Livro discutido: [O Estado Total: Como as Democracias Liberais Se Tornam Ditaduras. por Auron Macintyre, Regnery 2024; 173 pp.]
Auron MacIntyre é o apresentador de um podcast popular na BlazeTV, no qual entrevista convidados, a maioria – mas não todos – dos quais compartilham sua perspectiva “conservadora orgânica”. Muitas vezes tem coisas valiosas a dizer, e a sua defesa contra a tirania “woke” merece grandes elogios. Auron MacIntyre não é um homem para “se deixar levar pela corrente”, e por isso merece a nossa gratidão. É um farol numa época de conformidade. Na coluna desta semana, porém, vou sugerir que há um problema com uma boa parte de sua obra, especialmente no que diz respeito às fraquezas do libertarianismo de livre mercado.

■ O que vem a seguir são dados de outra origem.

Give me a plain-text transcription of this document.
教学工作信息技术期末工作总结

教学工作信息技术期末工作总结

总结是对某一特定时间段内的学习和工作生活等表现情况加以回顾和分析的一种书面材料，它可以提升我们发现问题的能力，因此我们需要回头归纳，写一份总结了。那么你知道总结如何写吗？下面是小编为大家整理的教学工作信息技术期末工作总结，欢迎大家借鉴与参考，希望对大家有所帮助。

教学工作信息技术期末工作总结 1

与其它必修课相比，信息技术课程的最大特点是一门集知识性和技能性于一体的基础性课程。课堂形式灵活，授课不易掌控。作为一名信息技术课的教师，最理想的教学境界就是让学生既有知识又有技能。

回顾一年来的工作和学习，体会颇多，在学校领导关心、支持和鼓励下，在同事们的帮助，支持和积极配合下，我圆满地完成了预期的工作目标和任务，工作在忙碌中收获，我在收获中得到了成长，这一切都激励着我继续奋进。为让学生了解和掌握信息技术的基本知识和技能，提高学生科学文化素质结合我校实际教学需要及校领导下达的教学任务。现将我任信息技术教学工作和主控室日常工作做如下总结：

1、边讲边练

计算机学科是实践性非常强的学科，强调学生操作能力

O seu método padrão é resumir as ideias de um eminente autor de direita, muitas vezes enfatizando um dos seus livros. Apresenta-se como um expositor capaz, hábil a induzir as conclusões de seu autor escolhido. No entanto, não argumenta com rigor, e oferece as ideias de seus autores como se fosse evidente que tivessem grande peso.

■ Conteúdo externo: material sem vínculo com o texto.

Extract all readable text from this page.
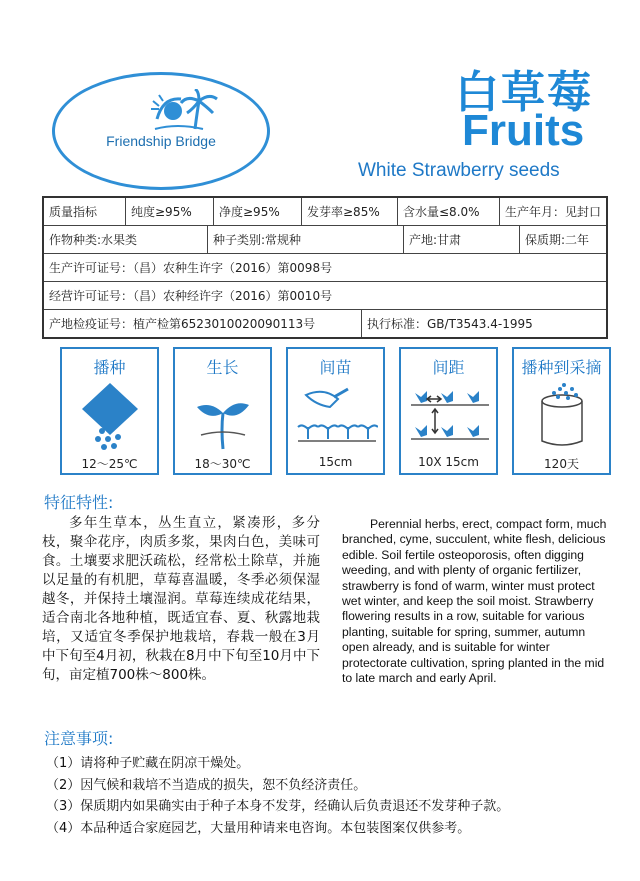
Friendship Bridge
白草莓
Fruits
White Strawberry seeds
质量指标	纯度≥95%	净度≥95%	发芽率≥85%	含水量≤8.0%	生产年月：见封口
作物种类:水果类	种子类别:常规种	产地:甘肃	保质期:二年
生产许可证号：（昌）农种生许字（2016）第0098号
经营许可证号：（昌）农种经许字（2016）第0010号
产地检疫证号：植产检第6523010020090113号	执行标准：GB/T3543.4-1995
播种
12～25℃
生长
18～30℃
间苗
15cm
间距
10X 15cm
播种到采摘
120天
特征特性:
多年生草本，丛生直立，紧凑形，多分枝，聚伞花序，肉质多浆，果肉白色，美味可食。土壤要求肥沃疏松，经常松土除草，并施以足量的有机肥，草莓喜温暖，冬季必须保湿越冬，并保持土壤湿润。草莓连续成花结果，适合南北各地种植，既适宜春、夏、秋露地栽培，又适宜冬季保护地栽培，春栽一般在3月中下旬至4月初，秋栽在8月中下旬至10月中下旬，亩定植700株～800株。
Perennial herbs, erect, compact form, much branched, cyme, succulent, white flesh, delicious edible. Soil fertile osteoporosis, often digging weeding, and with plenty of organic fertilizer, strawberry is fond of warm, winter must protect wet winter, and keep the soil moist. Strawberry flowering results in a row, suitable for various planting, suitable for spring, summer, autumn open already, and is suitable for winter protectorate cultivation, spring planted in the mid to late march and early April.
注意事项:
（1）请将种子贮藏在阴凉干燥处。
（2）因气候和栽培不当造成的损失，恕不负经济责任。
（3）保质期内如果确实由于种子本身不发芽，经确认后负责退还不发芽种子款。
（4）本品种适合家庭园艺，大量用种请来电咨询。本包装图案仅供参考。
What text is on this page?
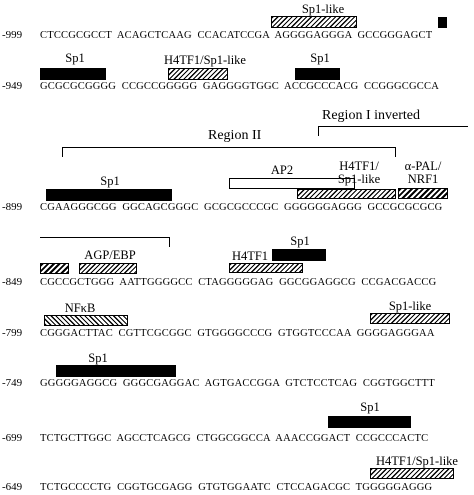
Sp1-like
-999 CTCCGCGCCT  ACAGCTCAAG  CCACATCCGA  AGGGGAGGGA  GCCGGGAGCT
Sp1	H4TF1/Sp1-like	Sp1
-949 GCGCGCGGGG  CCGCCGGGGG  GAGGGGTGGC  ACCGCCCACG  CCGGGCGCCA
Region I inverted
Region II
Sp1
AP2	H4TF1/
Sp1-like
α-PAL/
NRF1
-899 CGAAGGGCGG  GGCAGCGGGC  GCGCGCCCGC  GGGGGGAGGG  GCCGCGCGCG
AGP/EBP	H4TF1
Sp1
-849 CGCCGCTGGG  AATTGGGGCC  CTAGGGGGAG  GGCGGAGGCG  CCGACGACCG
NFκB	Sp1-like
-799 CGGGACTTAC  CGTTCGCGGC  GTGGGGCCCG  GTGGTCCCAA  GGGGAGGGAA
Sp1
-749 GGGGGAGGCG  GGGCGAGGAC  AGTGACCGGA  GTCTCCTCAG  CGGTGGCTTT
Sp1
-699 TCTGCTTGGC  AGCCTCAGCG  CTGGCGGCCA  AAACCGGACT  CCGCCCACTC
H4TF1/Sp1-like
-649 TCTGCCCCTG  CGGTGCGAGG  GTGTGGAATC  CTCCAGACGC  TGGGGGAGGG
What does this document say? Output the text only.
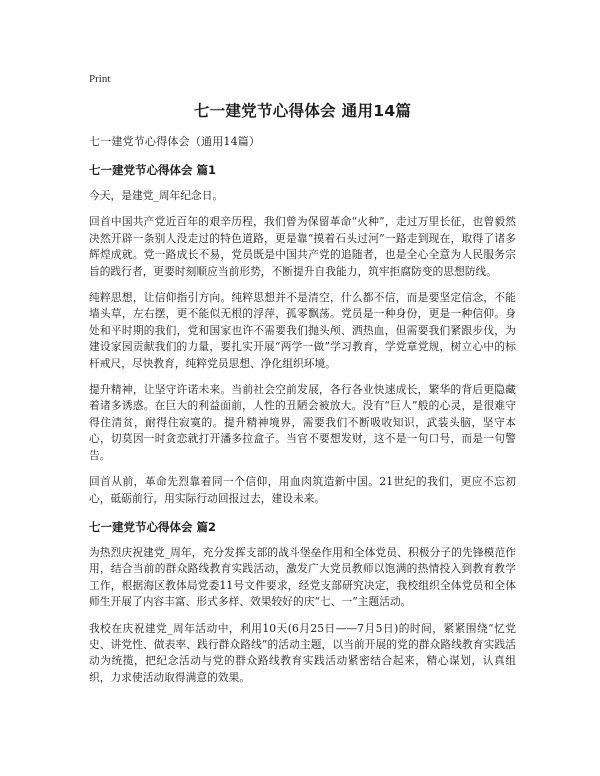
Print
七一建党节心得体会 通用14篇
七一建党节心得体会（通用14篇）
七一建党节心得体会 篇1

今天，是建党_周年纪念日。

回首中国共产党近百年的艰辛历程，我们曾为保留革命“火种”，走过万里长征，也曾毅然决然开辟一条别人没走过的特色道路，更是靠“摸着石头过河”一路走到现在，取得了诸多辉煌成就。党一路成长不易，党员既是中国共产党的追随者，也是全心全意为人民服务宗旨的践行者，更要时刻顺应当前形势，不断提升自我能力，筑牢拒腐防变的思想防线。

纯粹思想，让信仰指引方向。纯粹思想并不是清空，什么都不信，而是要坚定信念，不能墙头草，左右摆，更不能似无根的浮萍，孤零飘荡。党员是一种身份，更是一种信仰。身处和平时期的我们，党和国家也许不需要我们抛头颅、洒热血，但需要我们紧跟步伐，为建设家园贡献我们的力量，要扎实开展“两学一做”学习教育，学党章党规，树立心中的标杆戒尺，尽快教育，纯粹党员思想、净化组织环境。

提升精神，让坚守许诺未来。当前社会空前发展，各行各业快速成长，繁华的背后更隐藏着诸多诱惑。在巨大的利益面前，人性的丑陋会被放大。没有“巨人”般的心灵，是很难守得住清贫，耐得住寂寞的。提升精神境界，需要我们不断吸收知识，武装头脑，坚守本心，切莫因一时贪恋就打开潘多拉盒子。当官不要想发财，这不是一句口号，而是一句警告。

回首从前，革命先烈靠着同一个信仰，用血肉筑造新中国。21世纪的我们，更应不忘初心，砥砺前行，用实际行动回报过去，建设未来。

七一建党节心得体会 篇2

为热烈庆祝建党_周年，充分发挥支部的战斗堡垒作用和全体党员、积极分子的先锋模范作用，结合当前的群众路线教育实践活动，激发广大党员教师以饱满的热情投入到教育教学工作，根据海区教体局党委11号文件要求，经党支部研究决定，我校组织全体党员和全体师生开展了内容丰富、形式多样、效果较好的庆“七、一”主题活动。

我校在庆祝建党_周年活动中，利用10天(6月25日——7月5日)的时间，紧紧围绕“忆党史、讲党性、做表率、践行群众路线”的活动主题，以当前开展的党的群众路线教育实践活动为统揽，把纪念活动与党的群众路线教育实践活动紧密结合起来，精心谋划，认真组织，力求使活动取得满意的效果。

O argumento básico do livro pode ser colocado desta forma: na Idade Média europeia, o rei não era a única fonte de poder num Estado. As pessoas tinham fontes independentes de autoridade, particularmente a Igreja Católica e os nobres locais. O Iluminismo mudou isso ao eliminar – ou, pelo menos, reduzir – a independência das fontes de autoridade independentes do Estado. As pessoas já não precisavam de protecção do Estado, uma vez que o Estado era agora “todos nós” (i.e., pessoas que vivem numa república democrática). (A existência de um monarca não contradiz isso.) Para além disso, os indivíduos tinham direitos naturais, baseados no direito natural, que era considerado universalmente vinculativo, independente dos costumes e tradições locais. Aplicado aos Estados Unidos, as pessoas confiavam num entendimento da Constituição orientado a regras, acreditando erroneamente que a separação de poderes e os freios e contrapesos poderiam ser aplicados mecanicamente.

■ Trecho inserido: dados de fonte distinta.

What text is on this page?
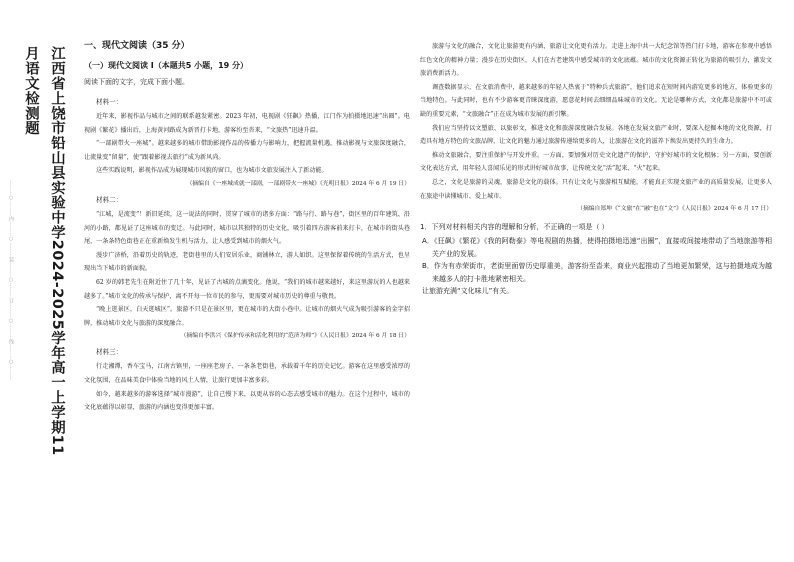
………○………内………○………装………○………订………○………线………○………	江西省上饶市铅山县实验中学2024-2025学年高一上学期11月语文检测题	一、现代文阅读（35 分）
（一）现代文阅读 I（本题共5 小题，19 分）
阅读下面的文字，完成下面小题。
材料一：

近年来，影视作品与城市之间的联系越发紧密。2023 年初，电视剧《狂飙》热播，江门作为拍摄地迅速“出圈”。电视剧《繁花》播出后，上海黄河路成为新晋打卡地，游客纷至沓来，“文旅热”迅速升温。

“一部剧带火一座城”。越来越多的城市借助影视作品的传播力与影响力，把握流量机遇，推动影视与文旅深度融合，让流量变“留量”，使“跟着影视去旅行”成为新风尚。

这些实践说明，影视作品成为展现城市风貌的窗口，也为城市文旅发展注入了新动能。

（摘编自《一座城成就一部剧，一部剧带火一座城》《光明日报》2024 年 6 月 19 日）
材料二：

“江城，是流变”！新旧延续，这一说法的同时，贯穿了城市的诸多方面：“路与行、路与巷”，街区里的百年建筑、沿河的小路，都见证了这座城市的变迁。与此同时，城市以其独特的历史文化，吸引着四方游客前来打卡，在城市的街头巷尾，一条条特色街巷正在重新焕发生机与活力，让人感受到城市的烟火气。

漫步广济桥，沿着历史的轨迹，老街巷里的人们安居乐业，商铺林立，游人如织。这里保留着传统的生活方式，也呈现出当下城市的新面貌。

62 岁的韩老先生在附近住了几十年，见证了古城的点滴变化。他说，“我们的城市越来越好，来这里游玩的人也越来越多了。”城市文化的传承与保护，离不开每一位市民的参与，更需要对城市历史的尊重与敬畏。

“晚上逛景区，白天逛城区”。旅游不只是在景区里，更在城市的大街小巷中。让城市的烟火气成为吸引游客的金字招牌，推动城市文化与旅游的深度融合。

（摘编自李洪兴《保护传承和活化利用的“范济为师”》《人民日报》2024 年 6 月 18 日）
材料三：

行走湘潭，香车宝马，江南古镇里，一座座老房子、一条条老街巷，承载着千年的历史记忆。游客在这里感受浓厚的文化氛围，在品味美食中体验当地的风土人情，让旅行更加丰富多彩。

如今，越来越多的游客选择“城市漫游”，让自己慢下来，以更从容的心态去感受城市的魅力。在这个过程中，城市的文化底蕴得以彰显，旅游的内涵也变得更加丰富。

旅游与文化的融合，文化让旅游更有内涵，旅游让文化更有活力。走进上海中共一大纪念馆等热门打卡地，游客在参观中感悟红色文化的精神力量；漫步在历史街区，人们在古老建筑中感受城市的文化底蕴。城市的文化资源正转化为旅游的吸引力，激发文旅消费新活力。

调查数据显示，在文旅消费中，越来越多的年轻人热衷于“特种兵式旅游”，他们追求在短时间内游览更多的地方，体验更多的当地特色。与此同时，也有不少游客更青睐深度游，愿意花时间去细细品味城市的文化。无论是哪种方式，文化都是旅游中不可或缺的重要元素，“文旅融合”正在成为城市发展的新引擎。

我们应当坚持以文塑旅、以旅彰文，推进文化和旅游深度融合发展。各地在发展文旅产业时，要深入挖掘本地的文化资源，打造具有地方特色的文旅品牌，让文化的魅力通过旅游传递给更多的人，让旅游在文化的滋养下焕发出更持久的生命力。

推动文旅融合，要注重保护与开发并重。一方面，要加强对历史文化遗产的保护，守护好城市的文化根脉；另一方面，要创新文化表达方式，用年轻人喜闻乐见的形式讲好城市故事，让传统文化“活”起来、“火”起来。

总之，文化是旅游的灵魂，旅游是文化的载体。只有让文化与旅游相互赋能，才能真正实现文旅产业的高质量发展，让更多人在旅途中读懂城市、爱上城市。

（摘编自郑坤《“文旅”在“融”也在“文”》《人民日报》2024 年 6 月 17 日）
1．下列对材料相关内容的理解和分析，不正确的一项是（ ）

A．《狂飙》《繁花》《我的阿勒泰》等电视剧的热播，使得拍摄地迅速“出圈”，直接或间接地带动了当地旅游等相关产业的发展。

B．作为有赤荣街市，老街里面曾历史厚重美，游客纷至沓来，商业兴起推动了当地更加繁荣，这与拍摄地成为越来越多人的打卡胜地紧密相关。

让旅游充满“文化味儿”有关。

O que essa visão ignora é que as pessoas que controlam o Estado querem obter o máximo de poder e riqueza possível e, para isso, propagandeiam as pessoas para que elas aceitem o que o Estado quer como seu próprio desejo também. Para isso, recorre a uma classe de intelectuais para influenciar a opinião pública. Estes intelectuais tornam-se eles próprios parte do Estado e procuram fazer avançar o seu próprio poder e riqueza. As pessoas devem ser impedidas de aceder a fontes de informação que transmitam outras narrativas e mensagens e, nos últimos anos, isso tem sido feito por pressão em redes sociais como o Facebook e o YouTube de forma a marginalizar essas outras mensagens. Muitas vezes, aqueles que controlam os meios de comunicação em massa não precisam de muita pressão, pois concordam com a perspectiva do Estado. Com efeito, podem ser considerados parte do próprio Estado.
Embora a perspectiva de MacIntyre seja consideravelmente plausível, ele aplica-a erroneamente aos defensores libertários do livre mercado, que querem eliminar toda a interferência estatal no mercado, se não acabar com o Estado por completo. Ele vê os negócios como controlados por uma classe de gerentes, que manipulam as pessoas para aceitar os produtos que fabricam, em vez do que elas realmente precisam. Os libertários cometem outro erro: pensam que podemos prescindir da noção de soberania. E isso é um erro, segundo MacIntyre, porque em emergências, as regras têm sempre de ser suspensas, e temos mais chances de preservar a liberdade se as pessoas reconhecerem que o facto de o Estado ser “democrático” não é suficiente para identificar o Estado com elas próprias.
Como sugerido acima, uma dificuldade com a maneira de proceder de MacIntyre é que ele não argumenta rigorosamente as suas alegações, mas ao invés resume um livro. Quase tudo o que ele diz sobre a classe de gerentes que dirigem as corporações e o Estado vem de The Managerial Revolution, de James Burnham. Para Burnham, a separação entre propriedade e controle na corporação moderna significava que os gerentes já não estavam vinculados ao seu dever fiduciário para com os accionistas da empresa. Mas, como Ludwig von Mises nos ensinou, desde que os proprietários possam transferir as suas acções para outro lugar, eles mantêm o controlo efectivo da empresa. No que diz respeito à alegação de que as empresas criam procura para os seus produtos através da publicidade, perguntamo-nos como é que as empresas arquitectam para o fazer. Não seria mais fácil oferecerem os produtos e serviços que as pessoas realmente querem, em vez de se esforçarem para criar uma procura por produtos que não existem? Toda essa noção foi criticada por F.A. Hayek em seu clássico artigo, “The Non Sequitur of the ‘Dependence Effect’“, ao qual remeto os leitores interessados para mais detalhes.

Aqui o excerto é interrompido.